A recent phone call led to my dad revealing that he’d fallen off a ladder and hurt himself quite badly. It was almost a throwaway conversation for him. No fuss, no need for sympathy, just very matter of fact. But it shattered my thoughts of him as being somehow invincible. He’d managed to hurt himself quite badly and had to go to hospital – of course he’d driven himself there – to get stitches in a leg wound and everything else checked over. He’s in his eighties now though and the incident and the way he reported it in our phone call made me think about him and I suppose his life expectancy a lot. And so, I wrote about it.

As he fell...

As he fell it was nothing that flashed before his eyes
and after the whump of the ground
and the surge of air that left him
all that remained was one, over ripe question mark.
Lying voiceless, his only thought formed as slowly 
as a child colouring carefully to avoid breaching the lines;
if this is how it all ends, was there ever really any point?

Flat on his back, doing whatever it is
one does when you cannot even manage to gasp,
he relaxed, rather than gave way to panic,
revelled almost in the moment that told him to do nothing,
prone in the hinterland somewhere between life and death,
looking serenely skyward while the now fallen ladder
balanced awkwardly across his chest
and wondered what was meant to happen next.

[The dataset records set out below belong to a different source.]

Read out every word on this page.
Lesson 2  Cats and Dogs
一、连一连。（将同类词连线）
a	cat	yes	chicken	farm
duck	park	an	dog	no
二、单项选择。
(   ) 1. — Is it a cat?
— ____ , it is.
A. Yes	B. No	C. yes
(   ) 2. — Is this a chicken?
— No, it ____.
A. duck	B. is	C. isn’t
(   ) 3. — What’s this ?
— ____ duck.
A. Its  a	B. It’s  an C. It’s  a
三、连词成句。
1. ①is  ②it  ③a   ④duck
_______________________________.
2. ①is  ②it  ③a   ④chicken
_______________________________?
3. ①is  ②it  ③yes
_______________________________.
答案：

A faceless nothing seemed to silently gaze, take him in,
measure him up and contemplate his place in the world
before deciding that the time was not yet right
and placing him back carefully, like one would a
freshly unhooked trout spared the pan
and allowed to feel a freedom that would for now
be marked by the pain that besets the old fool
who overreached and fell from the ladder.

Breath returned, he gathered his thoughts,
dusted down his creaking bones
and swam tentatively back through the lake 
in search of not just sympathy and the inevitable scorn,
but a familiar face who would narrow her eyes 
and pass her shaken headed judgement ,before gently tending his wounds
and share not just his tale of woe and bloodied laundry,
but everything that life had, could and would throw at them
for their eternity together, and now for at least another day.

In order to write this poem I tried to imagine how my dad must have felt. All he really told me was that when it happened he lay there for a while to kind of gather himself before getting up and making his way slowly home. So for a bit of an uncomfortable while I had to try and inhabit my dad’s mind and think about what he’d have done, how he’d have felt and kind of join the dots about what had actually happened, because he’s very much an octogenarian of few words. Has been since he was about 40, I think!

He was actually in his allotment pruning a hedge and overreached. Subsequently, he lost balance and over he went. But given his time of life I imagined that he’d have felt quite bewildered by it all and having fallen from quite high up on the ladder I thought it might have knocked the stuffing out of him and left him not only in pain, but groggy, confused and possibly…possibly, even as a big tough, gruff Geordie, a bit scared.

Speaking to my dad that day he was resigned to more or less giving up on his allotment, admitting that it had gotten too much for him. He’s 82 after all! But there was a definite sadness in him about that as it’s something he’s toiled away at for probably well over 20 years now, since they moved from the family home to where they live now.

I ended the poem with a little bit about my mam. They’ve been married for around 60 years and it’s always funny to watch them together. For every small tender moment there seem to be a thousand gripes and snipes and they argue like, well like an old married couple. But I know that she worries about him and as an ex nurse, I know that she’ll have tried to clean him up and get him to just sit down and take it easy. There wouldn’t have been a great deal of explicit sympathy, but I think she’d have been scared by it all too. He actually managed to slice his leg open and only noticed a while later when his leg felt damp and he thought he’d had another kind of accident altogether.

I hope I’ve done them both justice with this poem. I wondered what must have gone through his mind as things failed him again. He’s always been so strong and just tough, so I think this latest age episode must have been strange for him.